New hostility between the two men and President Sirleaf took center stage when Cllr. Sherman used his privileged opportunity as orator of Liberia’s Independence to send volleys of punches to the President for her lethargy in resolving structural issues of governance ranging from corruption to unemployment, poverty etc. As for Chairman Paye, his was during the 2014 Special Senatorial Election when he seized the opportunity to throw nuggets of verbal missiles at the then Heir Apparent, Machiavellian Co President, and the Defacto Prime Minister in Robert Sirleaf for masterminding the prematurely pull out of the Party’s candidate in the election.

After recuperating from a life-threatening illness, in recent time, Cllr. Varney Sherman reignited the impasse between he and the President at a program in the Township of West point; he boastfully said that the party does not need the support of the President to win the presidential election, hinging on the argument that he won the senatorial election of Cape Mount void of the support of President Sirleaf.

Many commentators have tagged Cllr. Sherman as a political man who does not know the rules of engagement, or somebody without an understanding of tactic and strategy in politics. His comment of late against the President has further soured the relationship between the Party and the President, and he thus dropped the ball on that issue.
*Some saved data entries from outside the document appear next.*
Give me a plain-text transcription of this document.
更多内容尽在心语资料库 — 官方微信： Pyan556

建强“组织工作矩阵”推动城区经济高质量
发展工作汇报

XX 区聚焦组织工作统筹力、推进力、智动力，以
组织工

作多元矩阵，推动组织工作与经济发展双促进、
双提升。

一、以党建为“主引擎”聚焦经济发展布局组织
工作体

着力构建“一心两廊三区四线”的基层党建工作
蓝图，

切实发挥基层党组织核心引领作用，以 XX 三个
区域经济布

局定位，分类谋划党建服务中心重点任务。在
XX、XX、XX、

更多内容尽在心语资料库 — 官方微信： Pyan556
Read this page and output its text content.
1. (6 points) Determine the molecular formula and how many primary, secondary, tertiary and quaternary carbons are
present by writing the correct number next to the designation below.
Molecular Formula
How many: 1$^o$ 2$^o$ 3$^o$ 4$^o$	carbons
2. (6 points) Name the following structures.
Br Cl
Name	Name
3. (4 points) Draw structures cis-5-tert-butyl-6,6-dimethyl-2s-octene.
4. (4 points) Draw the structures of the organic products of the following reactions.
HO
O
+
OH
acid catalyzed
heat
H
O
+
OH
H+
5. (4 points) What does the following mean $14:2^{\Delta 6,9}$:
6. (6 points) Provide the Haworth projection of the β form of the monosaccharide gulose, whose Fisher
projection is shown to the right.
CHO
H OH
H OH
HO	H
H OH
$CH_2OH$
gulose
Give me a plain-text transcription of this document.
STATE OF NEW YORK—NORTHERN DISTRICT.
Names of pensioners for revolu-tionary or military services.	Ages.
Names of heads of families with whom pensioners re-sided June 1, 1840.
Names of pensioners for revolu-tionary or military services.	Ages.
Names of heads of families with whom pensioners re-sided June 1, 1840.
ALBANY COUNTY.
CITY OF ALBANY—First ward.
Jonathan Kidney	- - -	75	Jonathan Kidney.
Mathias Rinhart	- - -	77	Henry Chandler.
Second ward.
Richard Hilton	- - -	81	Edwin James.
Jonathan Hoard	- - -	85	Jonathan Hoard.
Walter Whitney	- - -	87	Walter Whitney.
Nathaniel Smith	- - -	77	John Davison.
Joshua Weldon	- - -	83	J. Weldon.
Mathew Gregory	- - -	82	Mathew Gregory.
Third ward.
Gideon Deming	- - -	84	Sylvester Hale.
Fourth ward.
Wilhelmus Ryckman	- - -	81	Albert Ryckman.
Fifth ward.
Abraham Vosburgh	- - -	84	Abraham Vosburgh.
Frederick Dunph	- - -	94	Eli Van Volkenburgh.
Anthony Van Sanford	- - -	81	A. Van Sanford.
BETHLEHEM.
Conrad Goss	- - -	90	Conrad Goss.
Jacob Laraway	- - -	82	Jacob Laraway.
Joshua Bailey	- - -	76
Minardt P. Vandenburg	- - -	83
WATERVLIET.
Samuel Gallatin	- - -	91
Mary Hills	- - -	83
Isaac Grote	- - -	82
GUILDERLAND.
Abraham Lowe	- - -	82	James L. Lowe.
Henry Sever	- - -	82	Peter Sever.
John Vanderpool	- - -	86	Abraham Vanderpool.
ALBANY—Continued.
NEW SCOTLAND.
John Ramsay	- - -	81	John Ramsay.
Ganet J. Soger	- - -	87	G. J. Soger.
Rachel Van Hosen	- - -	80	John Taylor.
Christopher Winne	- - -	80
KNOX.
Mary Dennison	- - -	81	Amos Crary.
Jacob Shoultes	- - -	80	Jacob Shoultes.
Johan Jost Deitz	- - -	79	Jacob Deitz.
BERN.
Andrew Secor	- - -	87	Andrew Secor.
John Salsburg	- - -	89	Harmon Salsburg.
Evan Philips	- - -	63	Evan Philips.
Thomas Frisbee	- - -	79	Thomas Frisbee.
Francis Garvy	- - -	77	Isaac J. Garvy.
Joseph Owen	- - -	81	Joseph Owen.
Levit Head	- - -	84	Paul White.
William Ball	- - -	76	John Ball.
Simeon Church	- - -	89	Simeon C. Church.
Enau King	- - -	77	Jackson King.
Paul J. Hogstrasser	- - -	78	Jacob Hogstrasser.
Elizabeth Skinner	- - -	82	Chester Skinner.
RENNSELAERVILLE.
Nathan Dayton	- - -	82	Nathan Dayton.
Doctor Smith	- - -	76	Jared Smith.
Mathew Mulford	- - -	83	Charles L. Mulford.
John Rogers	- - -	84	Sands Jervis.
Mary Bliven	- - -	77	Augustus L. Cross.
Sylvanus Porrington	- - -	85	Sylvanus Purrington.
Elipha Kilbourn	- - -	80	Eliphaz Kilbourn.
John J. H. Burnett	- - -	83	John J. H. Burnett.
Sherman’s assertion could prove correct if the party had a massive grassroots support complemented by funds to run its campaign. As it stands, the party lacks the funds to discount, the organizational framework, and the gusto to discount the support of president Sirleaf. Many of their key members are junior ministers in the government who are not prepared to abandon their fat salaries to engage the process with the ferocity of their existence.

In addition to such situation, the Party is experiencing insolvency, as ranks and file are openly scolding the media team for during little to articulate the success of the party to the Liberian people. Aggrieved partisans are saying that the media team lacks depth and spine to take on a Coalition for Democratic Change which has demonstrated superior propaganda firepower during the first round of the presidential polls.

As it stands, a divided Unity Party with all the attendant challenges, is inadvertently delivering the presidency to the CDC on a silver platter. Yes, in the public the elements of the Party will put a brave face, but in private they admit to the disintegration of the Party. Unless there is a dramatic change in the activities of the Party, the clock is ticking towards the end of its hold on power.